A fourth goal of systematics has been recently suggested by Staley (2010), which is that
comprehending microbial diversity is also a benefit. The use of 16S rRNA gene sequence
analysis has enabled microbial taxonomists to understand microbial communities,
particularly by ‘deep’ sequencing, which has resulted in a greater understanding of the
microbial diversity within these environments, in particular highlighting the number of taxa
present in microbial communities and what has not been cultured at present. The process of
microbial description has improved, with greater than 9,000 prokaryotic species described
so far, and over 50% in the last decade. However it is still thought that the currently
described species only account for less than 1% of the microbial diversity present (Sutcliffe
et al., 2012). It is thought that current methods are dated and new approaches such as
genomics are required. Iverson and colleagues (2012) have recently documented the
development of novel computer software that enables full genomes obtained from a
metagenomic analysis of a microbial community. Using next generation sequencing, the
software analysed the data obtained, thus enabling the production of individual genomes of
all microbes present (Iverson et al., 2012). This technology would enable the genomes of
previous uncultured microorganisms to be obtained and provide the opportunity for
cultivation strategies for these organisms to be devised.

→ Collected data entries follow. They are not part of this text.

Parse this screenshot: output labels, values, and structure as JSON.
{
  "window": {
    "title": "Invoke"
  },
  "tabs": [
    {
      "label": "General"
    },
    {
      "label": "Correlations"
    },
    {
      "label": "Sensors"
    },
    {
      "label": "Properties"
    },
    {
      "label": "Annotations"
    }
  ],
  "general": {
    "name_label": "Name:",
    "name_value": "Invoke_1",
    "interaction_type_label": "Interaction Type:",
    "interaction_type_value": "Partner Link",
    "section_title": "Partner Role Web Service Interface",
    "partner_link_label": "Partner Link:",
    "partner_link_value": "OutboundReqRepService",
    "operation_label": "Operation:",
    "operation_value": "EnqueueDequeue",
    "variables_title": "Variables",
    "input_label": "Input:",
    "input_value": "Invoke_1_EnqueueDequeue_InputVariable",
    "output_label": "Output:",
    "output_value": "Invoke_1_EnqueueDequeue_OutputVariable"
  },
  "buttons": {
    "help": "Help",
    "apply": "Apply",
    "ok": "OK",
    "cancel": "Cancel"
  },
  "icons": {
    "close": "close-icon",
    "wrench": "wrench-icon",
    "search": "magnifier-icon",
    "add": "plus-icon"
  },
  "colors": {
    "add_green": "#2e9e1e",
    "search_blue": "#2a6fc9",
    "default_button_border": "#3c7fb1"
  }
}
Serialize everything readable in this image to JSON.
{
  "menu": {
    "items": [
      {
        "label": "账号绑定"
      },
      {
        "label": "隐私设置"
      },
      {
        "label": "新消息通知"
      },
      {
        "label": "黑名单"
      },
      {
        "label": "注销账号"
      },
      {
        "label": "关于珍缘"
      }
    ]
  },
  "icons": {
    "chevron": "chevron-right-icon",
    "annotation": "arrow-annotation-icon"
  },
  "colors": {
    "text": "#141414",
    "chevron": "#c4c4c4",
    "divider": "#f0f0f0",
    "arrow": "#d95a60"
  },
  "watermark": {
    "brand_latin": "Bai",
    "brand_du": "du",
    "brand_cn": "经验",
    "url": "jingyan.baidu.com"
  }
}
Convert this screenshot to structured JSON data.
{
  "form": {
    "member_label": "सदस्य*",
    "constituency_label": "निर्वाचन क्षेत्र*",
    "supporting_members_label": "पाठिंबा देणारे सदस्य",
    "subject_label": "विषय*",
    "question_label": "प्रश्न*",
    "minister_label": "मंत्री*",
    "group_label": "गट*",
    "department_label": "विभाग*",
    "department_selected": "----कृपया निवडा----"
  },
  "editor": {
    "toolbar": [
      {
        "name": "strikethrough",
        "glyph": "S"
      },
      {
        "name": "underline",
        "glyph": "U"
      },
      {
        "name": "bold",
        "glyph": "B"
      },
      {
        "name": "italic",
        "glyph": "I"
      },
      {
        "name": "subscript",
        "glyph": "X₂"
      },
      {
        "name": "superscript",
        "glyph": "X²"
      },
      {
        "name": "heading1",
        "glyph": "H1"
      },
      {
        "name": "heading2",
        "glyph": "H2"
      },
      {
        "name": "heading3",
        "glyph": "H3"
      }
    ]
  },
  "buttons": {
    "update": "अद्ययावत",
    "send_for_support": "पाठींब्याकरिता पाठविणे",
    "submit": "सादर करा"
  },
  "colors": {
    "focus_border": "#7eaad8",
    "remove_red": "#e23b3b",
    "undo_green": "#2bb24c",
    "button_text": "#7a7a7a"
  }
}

These techniques are the future of microbial taxonomy and ecology, and there are
misconceptions that microbial taxonomists do not exploit these modern techniques and
instead prefer to utilise well established methodology. However this concept is not true
with the work of Peter Sneath bringing the advent of numerical taxonomy in 1957, an early
adoption of computational techniques to be exploited by systematists (Sneath and Sokal,
1973) and then Rita Colwell established the use of polyphasic taxonomy to improve
taxonomic descriptions (Colwell, 1970). Finally the addition of the phylogenetic analysis of
the 16S rRNA gene sequence by Carl Woese and colleagues enabled a better understanding
of the microbial world (Woese and Fox, 1977). To better appreciate the future applications
that will be available to systematists we need to look at the previous studies and the
resources available, these then need to be compared with the current techniques, the
protocols used and the standards required, to aid the understanding of the applications that
are required and give a better indication of the microbial taxonomic needs for the not too
distant future.
III.
The Past
Since Ferdinand Cohn, in the 1870’s, the ability to classify microorganisms was based on
microbial physiology, pathogenicity, products they produce and their morphological
appearance. This later improved with the Society of American Bacteriologists’ Committee on
Bacterial Classification and Nomenclature using additional criteria such as growth conditions
to aid genus descriptions (Logan, 1994). In 1923 Bergey’s Manual of Determinative
Bacteriology was published in a bid to provide an identification scheme based on phenetic
traits, biochemical profiles, morphological traits and nutritional requirements. This became
the first out of eight editions that were subsequently published (Logan, 1994). However
after the eighth edition in 1974, it was found that the system created was not appropriate,
leading to unrealistic groupings of microorganisms (Logan, 1994). This led to the decision for
proposals of new bacterial names to be validly published or their descriptive publication to
be approved in the International Journal of Systematic Bacteriology (IJSB), now known as
the International Journal of Systematic and Evolutionary Microbiology (IJSEM). This journal is
the ‘cornerstone’ of microbial systematics and adheres to the strict guidelines of the
Bacteriological Code (www.ijs.sgmjournals.org).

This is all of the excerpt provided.